The EPA says Irish public water is 99.8% compliant — and yet Dublin bins are full of bottled water. That gap is the real brief. People weren’t fleeing unsafe water; they were fleeing the absence of personal confirmation. Good research looks less at what people say is wrong and more at the small, recurring workaround they’ve quietly built around the problem. Fior started there — not in a dashboard, not in a lab, but in a bin.

Tokens Are the Product

I built Fior’s design system directly in code — 281 tokens, three layers, 2,356+ bindings, zero hardcoded hex. Figma became documentation instead of source of truth. When the typography had to change mid-project, swapping Inter for Nunito was one primitive edit and the cascade handled the other 847 references. In tokens-first systems, refactors stop being events and become keystrokes.
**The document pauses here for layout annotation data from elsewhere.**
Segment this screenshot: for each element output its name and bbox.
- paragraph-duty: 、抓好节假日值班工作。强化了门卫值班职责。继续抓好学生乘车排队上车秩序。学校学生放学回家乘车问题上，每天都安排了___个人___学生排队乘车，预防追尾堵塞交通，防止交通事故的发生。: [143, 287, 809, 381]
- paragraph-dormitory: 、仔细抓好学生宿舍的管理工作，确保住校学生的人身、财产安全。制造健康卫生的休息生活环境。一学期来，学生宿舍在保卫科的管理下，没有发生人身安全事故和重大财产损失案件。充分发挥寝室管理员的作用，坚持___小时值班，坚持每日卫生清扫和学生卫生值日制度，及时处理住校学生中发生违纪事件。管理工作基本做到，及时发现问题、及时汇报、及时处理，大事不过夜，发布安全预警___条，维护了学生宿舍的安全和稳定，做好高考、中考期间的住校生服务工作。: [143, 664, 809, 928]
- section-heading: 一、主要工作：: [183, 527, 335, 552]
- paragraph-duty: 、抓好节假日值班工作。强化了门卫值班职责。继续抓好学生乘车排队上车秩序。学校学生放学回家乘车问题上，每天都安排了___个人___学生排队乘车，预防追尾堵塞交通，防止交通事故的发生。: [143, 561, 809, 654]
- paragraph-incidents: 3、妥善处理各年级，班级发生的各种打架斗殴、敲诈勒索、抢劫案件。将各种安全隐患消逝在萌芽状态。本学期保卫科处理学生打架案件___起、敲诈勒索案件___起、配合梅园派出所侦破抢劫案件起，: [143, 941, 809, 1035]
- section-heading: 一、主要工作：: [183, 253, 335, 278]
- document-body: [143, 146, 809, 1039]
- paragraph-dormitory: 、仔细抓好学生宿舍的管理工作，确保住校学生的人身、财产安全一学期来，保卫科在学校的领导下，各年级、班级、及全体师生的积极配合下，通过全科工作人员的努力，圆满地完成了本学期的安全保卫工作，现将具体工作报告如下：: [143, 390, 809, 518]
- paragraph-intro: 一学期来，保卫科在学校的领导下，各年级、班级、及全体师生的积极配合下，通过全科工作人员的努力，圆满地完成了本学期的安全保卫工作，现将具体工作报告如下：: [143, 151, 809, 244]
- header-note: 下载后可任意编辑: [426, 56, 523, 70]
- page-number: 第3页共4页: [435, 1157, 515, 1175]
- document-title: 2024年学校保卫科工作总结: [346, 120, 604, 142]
Give the Verdict Before the Number

Health apps usually lead with readings — TDS 128 ppm, pH 7.2, EC 245 µS/cm — and leave interpretation to the user. That’s a failure of voice disguised as transparency. Fior’s Verdict Ladder leads with the state (Good, Medium, Bad) and hides the parameters one tap away. Calm is an information architecture decision, not a tone-of-voice exercise. Alarm earns nothing; plain-language clarity earns trust.

End-to-end solo only because of disciplined AI co-pilot use across the stack: research synthesis (the 5-step thinking sequence), token architecture (281 tokens, 0 hardcoded hex), and the React + TypeScript prototype (15 screens, mobile-first, 28 passing tests). I direct the system thinking — personas, IA, calm-voice tone, the verdict ladder as the central design decision — and the AI executes the heavy lifting. The result is a single-designer product that holds up to engineering scrutiny, in a timeline a single person could realistically own.